Il 1982 è l’anno dell’esordio al cinema. Con il film “Colpire al cuore”, presentato al Festival di Venezia, affronta  lo scottante tema del terrorismo nell'ottica di un rapporto contrastato tra padre e figlio, riscuotenedo il favore della critica. I consensi si confermano nel 1987 con “I ragazzi di via Panisperna”, che racconta le vicende del gruppo di fisici di cui facevano parte, negli anni Trenta, Enrico Fermi ed Edoardo Amaldi. Il film ottenne numerosi riconoscimenti, tra cui il premio per la Miglior sceneggiatura al Festival Europacinema di Bari, il premio per il miglior film al Festival di Abano Terme, e il Premio Valmarana. Nel 1989, il film “Porte aperte”, tratto dal romanzo omonimo di Leonardo Sciascia e interpretato da un fenomenale Gian Maria Volonté,  gli procura una nominationall'Oscar nel 1991. Vince inoltre 4 premi Felix, 2 Nastri d'Argento, 4 David di Donatello e 3 Globi d'Oro assegnati dalla stampa estera in Italia.

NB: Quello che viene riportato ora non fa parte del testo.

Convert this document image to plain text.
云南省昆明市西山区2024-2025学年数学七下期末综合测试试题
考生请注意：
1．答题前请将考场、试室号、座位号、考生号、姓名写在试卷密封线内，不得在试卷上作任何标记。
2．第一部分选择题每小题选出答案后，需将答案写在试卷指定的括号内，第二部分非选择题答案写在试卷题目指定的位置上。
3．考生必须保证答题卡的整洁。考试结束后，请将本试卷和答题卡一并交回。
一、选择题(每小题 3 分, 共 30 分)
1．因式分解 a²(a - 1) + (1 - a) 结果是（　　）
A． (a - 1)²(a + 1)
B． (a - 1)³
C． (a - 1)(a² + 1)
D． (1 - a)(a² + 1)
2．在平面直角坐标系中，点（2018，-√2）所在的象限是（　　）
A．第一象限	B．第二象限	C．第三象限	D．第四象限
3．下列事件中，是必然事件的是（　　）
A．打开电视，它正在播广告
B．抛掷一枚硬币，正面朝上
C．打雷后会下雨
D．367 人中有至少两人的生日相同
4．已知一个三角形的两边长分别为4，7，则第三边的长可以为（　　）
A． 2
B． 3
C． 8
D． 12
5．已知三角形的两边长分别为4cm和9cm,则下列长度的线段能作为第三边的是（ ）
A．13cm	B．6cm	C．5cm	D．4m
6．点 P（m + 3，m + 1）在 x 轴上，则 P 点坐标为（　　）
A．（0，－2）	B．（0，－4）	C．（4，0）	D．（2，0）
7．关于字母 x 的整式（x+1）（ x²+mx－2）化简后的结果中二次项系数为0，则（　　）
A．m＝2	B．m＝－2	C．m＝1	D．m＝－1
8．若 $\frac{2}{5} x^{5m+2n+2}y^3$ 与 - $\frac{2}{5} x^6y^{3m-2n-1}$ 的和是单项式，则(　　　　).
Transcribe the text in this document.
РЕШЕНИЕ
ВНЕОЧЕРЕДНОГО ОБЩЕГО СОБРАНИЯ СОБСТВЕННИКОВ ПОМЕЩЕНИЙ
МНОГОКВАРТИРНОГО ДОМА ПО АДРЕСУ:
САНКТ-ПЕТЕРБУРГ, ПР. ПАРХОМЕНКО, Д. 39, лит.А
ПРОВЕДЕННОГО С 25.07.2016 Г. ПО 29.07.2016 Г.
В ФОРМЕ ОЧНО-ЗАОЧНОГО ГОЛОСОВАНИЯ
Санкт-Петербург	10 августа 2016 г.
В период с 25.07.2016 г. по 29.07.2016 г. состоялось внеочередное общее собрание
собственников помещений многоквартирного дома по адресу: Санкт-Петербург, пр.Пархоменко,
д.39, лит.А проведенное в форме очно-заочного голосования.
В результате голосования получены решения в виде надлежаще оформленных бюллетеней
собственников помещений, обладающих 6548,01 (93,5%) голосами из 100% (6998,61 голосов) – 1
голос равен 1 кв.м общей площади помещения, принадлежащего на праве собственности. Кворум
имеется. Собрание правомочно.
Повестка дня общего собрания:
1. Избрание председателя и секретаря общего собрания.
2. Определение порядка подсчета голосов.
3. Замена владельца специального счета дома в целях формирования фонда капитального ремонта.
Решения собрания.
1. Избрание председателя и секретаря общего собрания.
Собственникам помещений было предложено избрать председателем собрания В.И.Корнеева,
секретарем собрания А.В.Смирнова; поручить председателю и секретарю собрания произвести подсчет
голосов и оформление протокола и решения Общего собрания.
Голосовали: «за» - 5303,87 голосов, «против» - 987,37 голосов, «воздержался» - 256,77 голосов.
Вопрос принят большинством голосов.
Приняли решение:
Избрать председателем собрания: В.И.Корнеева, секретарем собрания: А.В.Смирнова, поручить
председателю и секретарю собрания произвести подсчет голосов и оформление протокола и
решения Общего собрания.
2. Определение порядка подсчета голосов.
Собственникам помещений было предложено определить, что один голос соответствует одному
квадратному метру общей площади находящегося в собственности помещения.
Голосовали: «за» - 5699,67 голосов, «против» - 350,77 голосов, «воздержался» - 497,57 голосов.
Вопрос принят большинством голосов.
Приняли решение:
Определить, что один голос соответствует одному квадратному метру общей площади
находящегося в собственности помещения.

Il successo di “Porte aperte” e i film sulla dura realtà sociale

Dopo “Porte aperte”, Amelio sviluppa tematiche legate alla dura realtà sociale. Con il favoloso “Il ladro di bambini”, vince nel 1992 il Premio speciale della giuria al Festival di Cannes e l'European Film Award come miglior film, oltre a 2 Nastri d'Argento, 5 David di Donatello e 5 Ciak d'Oro. “Lamerica” si aggiudica nel 1994 il premio Osella d'Oro alla Mostra del cinema di Venezia, il Premio Pasinetti come miglior film, 2 Nastri d'Argento, 3 David di Donatello e 3 Ciak d'Oro. Quattro anni dopo, l’intenso “Così ridevano”, vince il Leone d'Oro, sempre al Festival di Venezia. Alla 61esima edizione del Festival di Venezia si presenta in concorso con il film “Le chiavi di casa”, tratto dal romanzo di Giuseppe Pontiggia “Nati due volte”, dove affronta il tema di un padre che tenta di stabilire un rapporto col figlio disabile. Pochi mesi dopo viene selezionato come candidato italiano agli Oscar per il miglior film straniero, ma nel gennaio 2005 non rientra nella cinquina dei finalisti. Il mese seguente si aggiudica però il Nastro d'Argento per la miglior regia. Nel 2006 gira “La stella che non c'è”, ispirato al romanzo di Ermanno Rea “La dismissione”, ma liberamente adattato dal regista. La storia, infatti, racconta una specie di odissea che il protagonista, interpretato da Sergio Castellitto, compie in Cina per rintracciare l'acciaieria dismessa dove ha lavorato per quasi una vita. Vuole recapitare a tutti i costi un giunto cardanico agli operai cinesi, un pezzo che manca al meccanismo della siviera, il cesto metallico che serve per colare l'acciaio fuso negli stampi. Senza di quello, infatti, potrebbe verificarsi di nuovo il grave incidente dove ha perso la vita un operaio suo compagno. Il film è stato presentato in concorso al Festival di Venezia 2006.

Gli ultimi anni e il coming out

Nel 2008 viene nominato direttore del Torino Film Festival, carica che ha mantenuto fino alla 30esima edizione, nel 2012. Nel 2011 dirige il profondo “Il primo uomo”, tratto dall'omonimo romanzo (postumo) di Albert Camus per il quale riceve l'Efebo d'Oro – Premio Internazionale Cinema Narrativa, mentre nel 2013 è la volta de “L’Intrepido”, con Antonio Albanese, presentato alla 70esima edizione della Mostra internazionale d'arte cinematografica di Venezia. Nel gennaio 2014, Amelio fa coming out, dichiarandosi omosessuale sulle pagine del quotidiano la Repubblica. La tematica è sviluppata nel documentario del 2014, “Felice chi è diverso”, che consiste in una serie di 20 interviste a uomini che raccontano episodi della propria giovinezza, soffermandosi su questioni riguardanti la propria omosessualità. Il titolo è tratto da un verso del poeta Sandro Penna, citato dall'attore Paolo Poli, che compare nel documentario come uno degli intervistati. Il film è stato presentato nella sezione Panorama al Festival internazionale del cinema di Berlino del 2014.